Bret has such a mind that fans and wrestlers alike would love to pick. Any promotion would be lucky to have him, especially behind the scenes. That, to me, would compare to Bryan Danielson training Jade Cargill in AEW, growing stars into something bigger. 

Yet, I am content with all we’ve gotten with Bret Hart. He set the template for most of what we see in wrestling – a paragon of technical wrestling that convinced us all that the fiction we see play out in the ring week after week was something real and tangible. I’m glad he was able to bury the hatchet with Shawn Michaels and WWE. I know it’s an unpopular and many wish it didn’t happen, but I’m glad I got to see him come back for a few matches, even if they were small, short, and working around his condition. I’m glad he got to introduce Sami Zayn to the main roster, that he introduced the AEW World Championship at Double or Nothing 2019, and if he does anything else, you best fucking believe I will be proud of the man that was my first favorite wrestler.

Knowing what else has transpired in his life, I genuinely hope with every fiber in my being that Bret Hart sees what the industry has evolved into, and feels a swell of pride as a wrestler and as a fan. He’s lost a lot, been through a lot, and yet he’s still standing, even after all this time. 

There’s a reason as to why fans to this day sing praises of the Hitman to high heaven, why he’s still getting his flowers. I know that by the sounds of this writing, I might come off as someone who’s telling everyone what they already know and feel about Bret Hart, but we all know these things, we know why his existence was, and still is, vital to this industry. 

Credit: AEW

He’s the reason I’ve ever had an interest in wrestling, sparking a love that took a while to truly appreciate. While many in the industry have faced problematic individuals, it takes someone special to leave a positive mark, and Hart has done just that, over and over. 

If it weren’t for Bret or Razor or Austin, I wouldn’t be here writing this. I’d be watching all sorts of other things, content with not knowing anything about wrestling. I’d be absolutely oblivious to all of these moments that brim with sheer significance. 

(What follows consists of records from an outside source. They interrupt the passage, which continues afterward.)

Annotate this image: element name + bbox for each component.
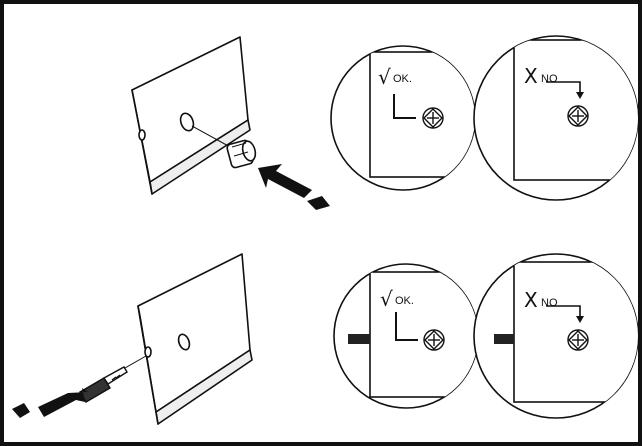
bottom-insert-arrow (12, 388, 88, 418)
top-no-detail: X NO (473, 35, 639, 201)
top-ok-cam-icon (422, 107, 444, 129)
bottom-ok-check-icon: √ (380, 287, 393, 311)
bottom-no-bolt-stub (494, 334, 514, 344)
top-cam-hole (179, 112, 195, 132)
bottom-edge-hole (144, 346, 152, 358)
top-no-cam-icon (567, 105, 589, 127)
bottom-ok-label: OK. (395, 295, 414, 307)
bottom-no-cam-icon (567, 329, 589, 351)
bottom-no-x-icon: X (524, 288, 538, 312)
top-panel-board (131, 36, 251, 195)
top-no-x-icon: X (524, 64, 538, 88)
top-insert-arrow (258, 164, 330, 210)
top-edge-hole (138, 129, 146, 141)
bottom-cam-hole (177, 333, 191, 351)
top-guide-line (191, 125, 233, 149)
connecting-bolt (79, 366, 128, 403)
bottom-no-label: NO (541, 297, 558, 309)
top-ok-check-icon: √ (378, 65, 391, 89)
bottom-ok-cam-icon (423, 329, 445, 351)
bottom-ok-detail: √ OK. (333, 263, 479, 409)
bottom-panel-board (137, 253, 253, 425)
bottom-ok-bolt-stub (348, 334, 370, 344)
top-ok-label: OK. (393, 73, 412, 85)
cam-lock-fitting (226, 139, 257, 169)
top-no-label: NO (541, 73, 558, 85)
top-ok-detail: √ OK. (330, 45, 476, 191)
bottom-no-detail: X NO (473, 253, 639, 419)
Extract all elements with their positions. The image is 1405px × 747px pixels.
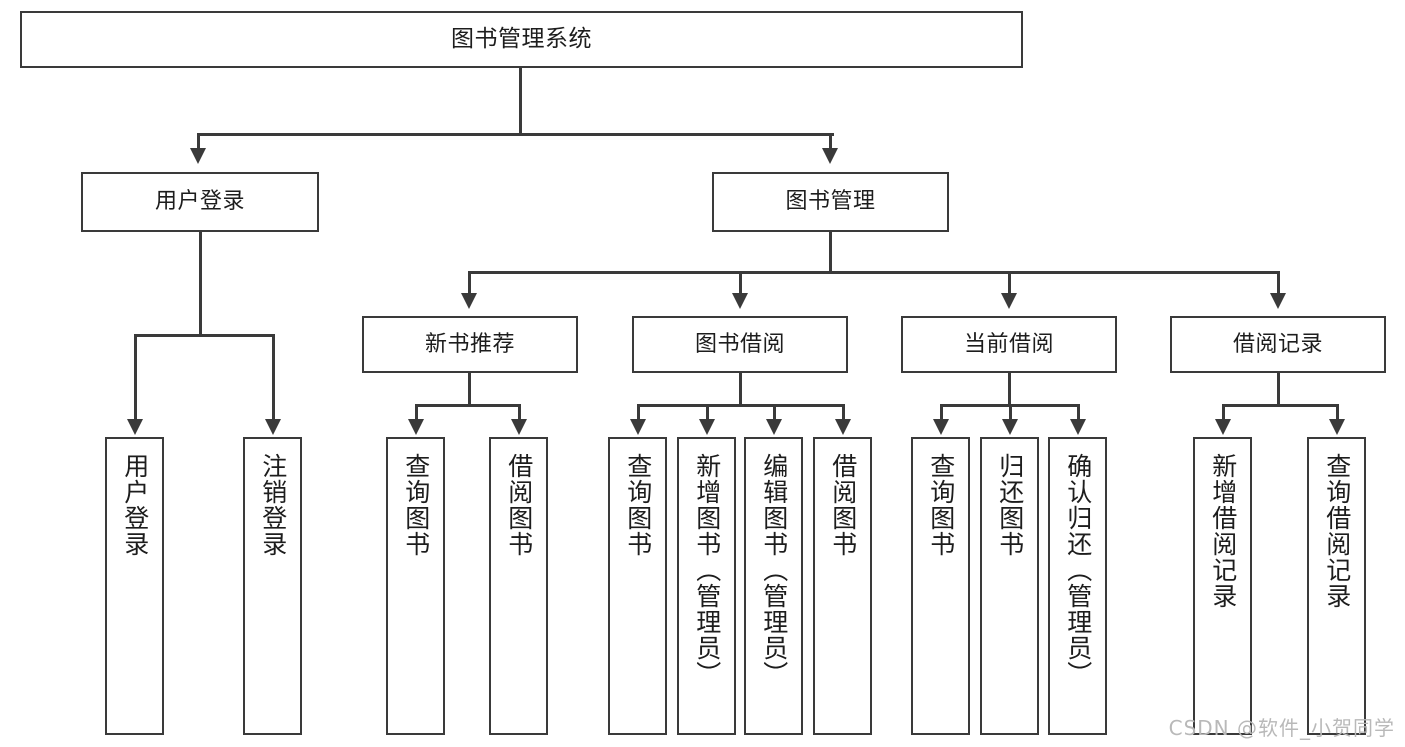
- node-book-borrow[interactable]: 图书借阅: [632, 316, 848, 373]
- node-new-book-recommend[interactable]: 新书推荐: [362, 316, 578, 373]
- arrow-to-user-login: [190, 148, 206, 164]
- arrow-to-new-book: [461, 293, 477, 309]
- leaf-borrow-book-recommend[interactable]: 借阅图书: [489, 437, 548, 735]
- connector-to-new-book: [468, 271, 471, 293]
- node-label: 新增图书（管理员）: [692, 453, 722, 687]
- arrow-borrow-record-leaf-1: [1215, 419, 1231, 435]
- connector-to-book-borrow: [739, 271, 742, 293]
- connector-user-login-drop-2: [272, 334, 275, 419]
- arrow-to-borrow-record: [1270, 293, 1286, 309]
- node-label: 借阅记录: [1232, 331, 1323, 357]
- connector-book-mgmt-bus: [468, 271, 1280, 274]
- connector-new-book-stem: [468, 373, 471, 406]
- leaf-edit-book-admin[interactable]: 编辑图书（管理员）: [744, 437, 803, 735]
- node-book-management[interactable]: 图书管理: [712, 172, 949, 232]
- node-label: 当前借阅: [963, 331, 1054, 357]
- arrow-book-borrow-leaf-3: [766, 419, 782, 435]
- connector-new-book-drop-2: [518, 404, 521, 419]
- connector-current-borrow-drop-2: [1009, 404, 1012, 419]
- node-label: 借阅图书: [504, 453, 534, 557]
- arrow-to-current-borrow: [1001, 293, 1017, 309]
- connector-to-current-borrow: [1008, 271, 1011, 293]
- arrow-user-login-leaf-2: [265, 419, 281, 435]
- connector-borrow-record-drop-1: [1222, 404, 1225, 419]
- arrow-current-borrow-leaf-2: [1002, 419, 1018, 435]
- connector-borrow-record-drop-2: [1336, 404, 1339, 419]
- leaf-add-borrow-record[interactable]: 新增借阅记录: [1193, 437, 1252, 735]
- node-label: 新增借阅记录: [1208, 453, 1238, 609]
- arrow-book-borrow-leaf-4: [835, 419, 851, 435]
- connector-book-mgmt-stem: [829, 232, 832, 274]
- leaf-query-borrow-record[interactable]: 查询借阅记录: [1307, 437, 1366, 735]
- arrow-user-login-leaf-1: [127, 419, 143, 435]
- node-label: 确认归还（管理员）: [1063, 453, 1093, 687]
- node-current-borrow[interactable]: 当前借阅: [901, 316, 1117, 373]
- connector-book-borrow-drop-1: [637, 404, 640, 419]
- connector-to-book-mgmt: [829, 133, 832, 148]
- arrow-book-borrow-leaf-1: [630, 419, 646, 435]
- node-label: 编辑图书（管理员）: [759, 453, 789, 687]
- connector-root-bus: [197, 133, 834, 136]
- connector-borrow-record-bus: [1222, 404, 1339, 407]
- connector-user-login-bus: [134, 334, 275, 337]
- connector-book-borrow-drop-4: [842, 404, 845, 419]
- connector-new-book-bus: [415, 404, 521, 407]
- connector-book-borrow-bus: [637, 404, 845, 407]
- node-label: 图书管理: [785, 189, 876, 215]
- node-user-login[interactable]: 用户登录: [81, 172, 319, 232]
- arrow-current-borrow-leaf-1: [933, 419, 949, 435]
- node-label: 查询图书: [926, 453, 956, 557]
- arrow-book-borrow-leaf-2: [699, 419, 715, 435]
- connector-current-borrow-drop-3: [1077, 404, 1080, 419]
- node-label: 用户登录: [154, 189, 245, 215]
- connector-user-login-stem: [199, 232, 202, 337]
- arrow-new-book-leaf-2: [511, 419, 527, 435]
- node-label: 用户登录: [120, 453, 150, 557]
- node-label: 查询借阅记录: [1322, 453, 1352, 609]
- node-label: 图书管理系统: [451, 25, 592, 52]
- node-label: 注销登录: [258, 453, 288, 557]
- leaf-return-book[interactable]: 归还图书: [980, 437, 1039, 735]
- node-label: 归还图书: [995, 453, 1025, 557]
- node-label: 新书推荐: [424, 331, 515, 357]
- connector-new-book-drop-1: [415, 404, 418, 419]
- connector-root-stem: [519, 68, 522, 134]
- connector-to-user-login: [197, 133, 200, 148]
- arrow-new-book-leaf-1: [408, 419, 424, 435]
- arrow-borrow-record-leaf-2: [1329, 419, 1345, 435]
- leaf-query-book-current[interactable]: 查询图书: [911, 437, 970, 735]
- connector-current-borrow-stem: [1008, 373, 1011, 406]
- leaf-logout-login[interactable]: 注销登录: [243, 437, 302, 735]
- node-label: 图书借阅: [694, 331, 785, 357]
- node-borrow-record[interactable]: 借阅记录: [1170, 316, 1386, 373]
- node-label: 查询图书: [401, 453, 431, 557]
- connector-book-borrow-drop-2: [706, 404, 709, 419]
- leaf-confirm-return-admin[interactable]: 确认归还（管理员）: [1048, 437, 1107, 735]
- leaf-user-login[interactable]: 用户登录: [105, 437, 164, 735]
- connector-to-borrow-record: [1277, 271, 1280, 293]
- node-label: 借阅图书: [828, 453, 858, 557]
- connector-book-borrow-drop-3: [773, 404, 776, 419]
- connector-book-borrow-stem: [739, 373, 742, 406]
- node-root-system[interactable]: 图书管理系统: [20, 11, 1023, 68]
- connector-borrow-record-stem: [1277, 373, 1280, 406]
- arrow-to-book-mgmt: [822, 148, 838, 164]
- node-label: 查询图书: [623, 453, 653, 557]
- arrow-to-book-borrow: [732, 293, 748, 309]
- connector-user-login-drop-1: [134, 334, 137, 419]
- leaf-borrow-book[interactable]: 借阅图书: [813, 437, 872, 735]
- connector-current-borrow-drop-1: [940, 404, 943, 419]
- leaf-add-book-admin[interactable]: 新增图书（管理员）: [677, 437, 736, 735]
- leaf-query-book-recommend[interactable]: 查询图书: [386, 437, 445, 735]
- arrow-current-borrow-leaf-3: [1070, 419, 1086, 435]
- leaf-query-book-borrow[interactable]: 查询图书: [608, 437, 667, 735]
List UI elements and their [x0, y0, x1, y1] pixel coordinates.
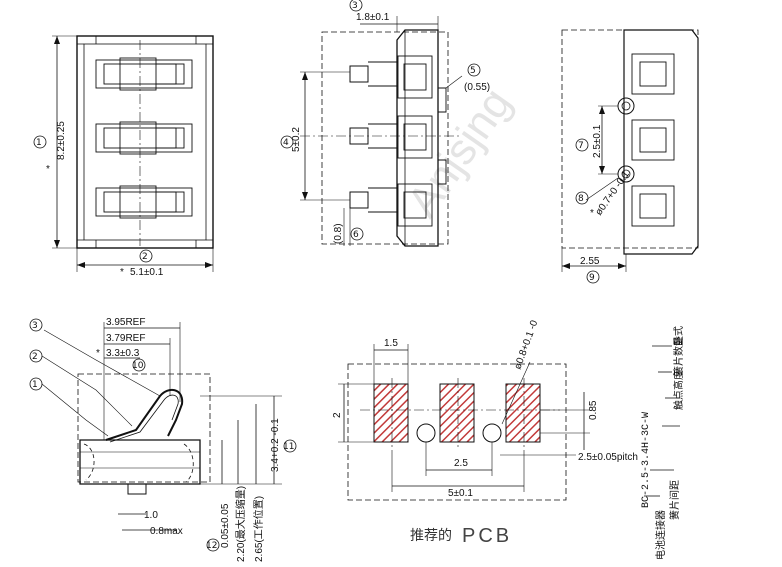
- label-count: 簧片数量: [672, 336, 685, 376]
- dim-08max: 0.8max: [150, 526, 183, 537]
- dim-spacing: 2.5±0.1: [592, 124, 603, 158]
- dim-379: 3.79REF: [106, 333, 145, 344]
- dim-offset: (0.55): [464, 82, 490, 93]
- callout-4-num: 4: [283, 138, 289, 148]
- label-lying: 卧式: [672, 326, 685, 346]
- pcb-dim-085: 0.85: [588, 400, 599, 420]
- view-bottom-left: [29, 318, 297, 552]
- dim-33: 3.3±0.3: [106, 348, 140, 359]
- pcb-dim-2: 2: [332, 412, 343, 418]
- dim-pitch: 5±0.2: [291, 127, 302, 152]
- label-connector: 电池连接器: [654, 510, 667, 560]
- star-mark-3: *: [590, 208, 594, 219]
- callout-2b-num: 2: [32, 352, 38, 362]
- dim-height: 8.2±0.25: [56, 121, 67, 160]
- callout-8-num: 8: [578, 194, 584, 204]
- callout-3-num: 3: [352, 1, 358, 11]
- callout-10-num: 10: [132, 361, 144, 371]
- callout-3b-num: 3: [32, 321, 38, 331]
- dim-395: 3.95REF: [106, 317, 145, 328]
- dim-width: 5.1±0.1: [130, 267, 164, 278]
- callout-1-num: 1: [36, 138, 42, 148]
- pcb-dim-pitch: 2.5±0.05pitch: [578, 452, 638, 463]
- callout-6-num: 6: [353, 230, 359, 240]
- star-mark: *: [46, 164, 50, 175]
- dim-hole: ø0.7+0 -0.1: [593, 169, 632, 218]
- pcb-dim-25: 2.5: [454, 458, 468, 469]
- callout-5-num: 5: [470, 66, 476, 76]
- dim-005: 0.05±0.05: [220, 503, 231, 548]
- pcb-dim-hole: ø0.8+0.1 -0: [512, 319, 540, 371]
- callout-12-num: 12: [206, 541, 217, 551]
- dim-220: 2.20(最大压缩量): [234, 486, 247, 562]
- dim-front-width: 2.55: [580, 256, 600, 267]
- label-height: 触点高度: [672, 370, 685, 410]
- view-top-left: [33, 35, 214, 272]
- part-number-code: BC-2.5-3.4H-3C-W: [641, 412, 652, 508]
- dim-10: 1.0: [144, 510, 158, 521]
- star-mark-2: *: [120, 267, 124, 278]
- pcb-dim-15: 1.5: [384, 338, 398, 349]
- callout-7-num: 7: [578, 141, 584, 151]
- dim-lower: (0.8): [333, 223, 344, 244]
- pcb-dim-5: 5±0.1: [448, 488, 473, 499]
- part-number-breakdown: [644, 345, 680, 497]
- pcb-caption-cn: 推荐的: [410, 528, 452, 544]
- watermark-text: Anjsjng: [398, 79, 521, 225]
- view-top-mid: [280, 0, 481, 247]
- star-mark-4: *: [96, 348, 100, 359]
- dim-265: 2.65(工作位置): [252, 496, 265, 562]
- pcb-caption-en: PCB: [462, 525, 512, 547]
- view-top-right: [561, 29, 699, 284]
- dim-top: 1.8±0.1: [356, 12, 390, 23]
- callout-9-num: 9: [589, 273, 595, 283]
- callout-1b-num: 1: [32, 380, 38, 390]
- callout-2-num: 2: [142, 252, 148, 262]
- view-pcb: [338, 344, 590, 501]
- callout-11-num: 11: [283, 442, 294, 452]
- label-pitch: 簧片间距: [668, 480, 681, 520]
- dim-34: 3.4+0.2 -0.1: [270, 418, 281, 472]
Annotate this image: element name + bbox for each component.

But I’m here, and I get to see all who drank from his well and grew from it, like a lush garden. And boy, is it ripe. The fact that the man in pink and black is here to gaze upon a grateful world, upon all that he has wrought, brings a smile to my face, as he sees that what he started will forever grow and grow. 

The term GOAT is tossed around frequently in the modern age, and wrestlers use that to great lengths to describe themselves as the best in the world, the best in the universe, the best of all time, but for the excellence of execution, Bret Hart will forever go down as the best there is, the best there was, and the best there ever will be.